Au sein de ce modeste club de League Two (4e division anglaise), le boule le plus opulent au pays de Sa Majesté a réussi avec brio. Et séduit plus par pragmatisme qu’esthétisme. « Il demande beaucoup à ses joueurs, autant défensivement qu’offensivement. C’est un entraîneur vraiment très organisé, explique Mickaël Antoine-Curier, attaquant de Dunfermline Athletic qui a vu le Hollandais en action quelques mois chez les Brewers. Il prône un style de jeu à l’anglaise. À Burton, ce n’était pas du beau jeu. L’équipe était structurée pour évoluer en contre-attaque. Ça a bien fonctionné. » Très bien, même. En un peu plus d’une année passée dans le Staffordshire, Hasselbaink a rendu une copie immaculée. Sur les cinquante matchs qu’il a dirigés, son équipe a totalisé un bilan de 32 succès (dont 17 à domicile, un record), 10 nuls et 8 défaites, soit 106 points récoltés. Au terme de la cuvée 2014/2015, les bons résultats obtenus ont d’ailleurs permis à Burton d’accéder à la League One. Une première dans son histoire. Et l’alchimie continuait de fonctionner, puisque Burton figure actuellement en tête de la troisième division anglaise.

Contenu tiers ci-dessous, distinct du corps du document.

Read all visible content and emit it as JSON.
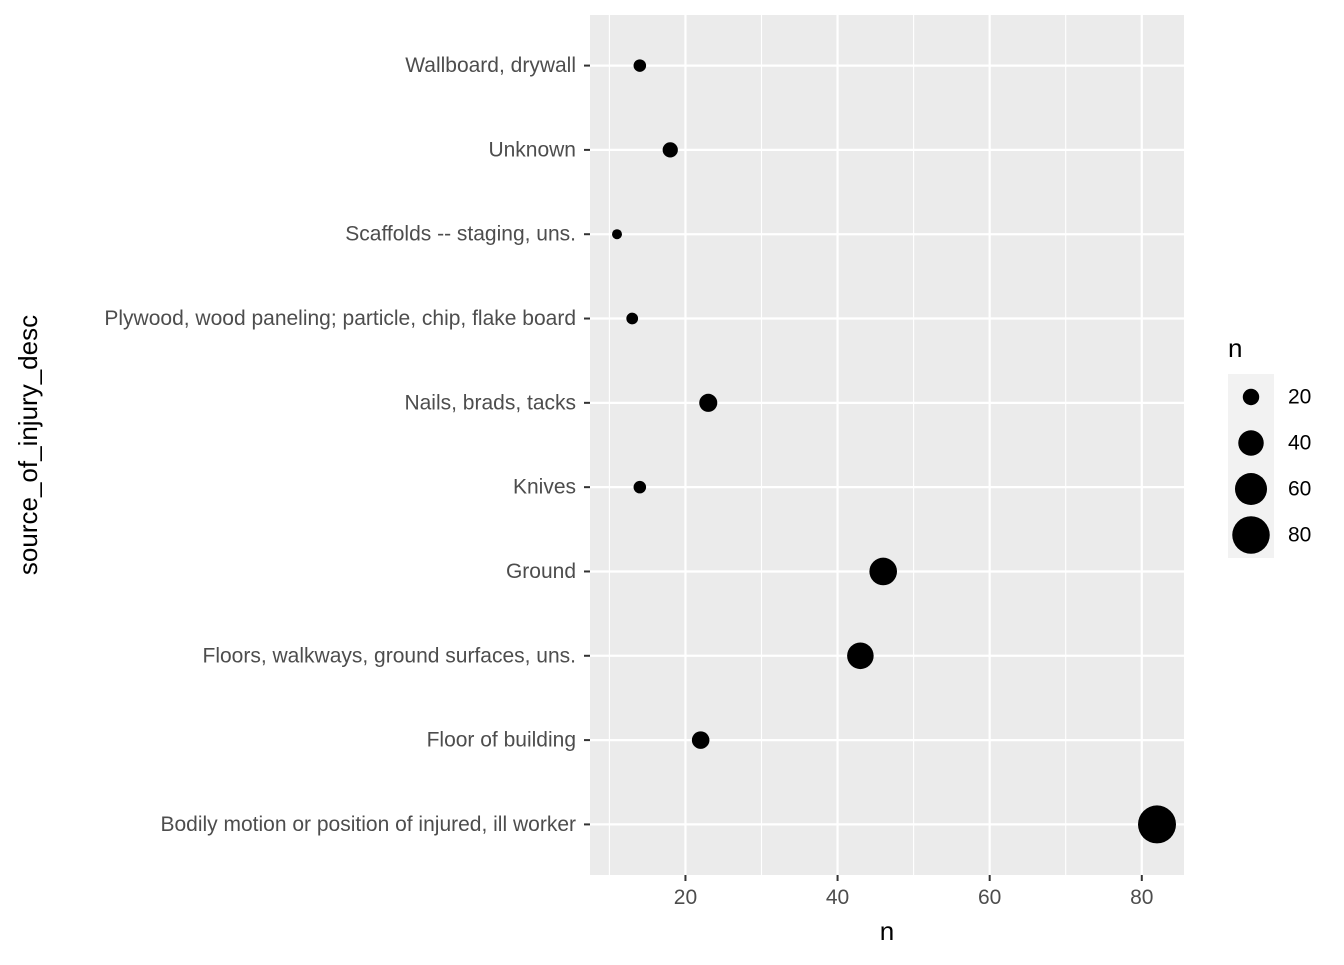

QPR, réel tremplin ou mirage ?
Une telle performance, même à l’étage inférieur, a fini par éveiller l’intérêt de plusieurs autres écuries britanniques. Et ce sont les Queens Park Rangers qui, après une cour assidue, sont parvenus à faire céder le coach de quarante-trois ans, le 4 décembre. « Ce n’était pas une décision facile de quitter Burton, mais c’était quelque chose que je ne pouvais pas refuser, s’est-il justifié lors de son intronisation. J’ai le sentiment que c’est un club qui va aller de succès en succès. Je suis heureux de pouvoir rejoindre QPR, de diriger cette famille, d’être en première ligne, de mettre mon empreinte et de mener le club sur la bonne voie. C’est une incroyable fierté pour moi et je ferai tout pour bien représenter l’écusson du club. »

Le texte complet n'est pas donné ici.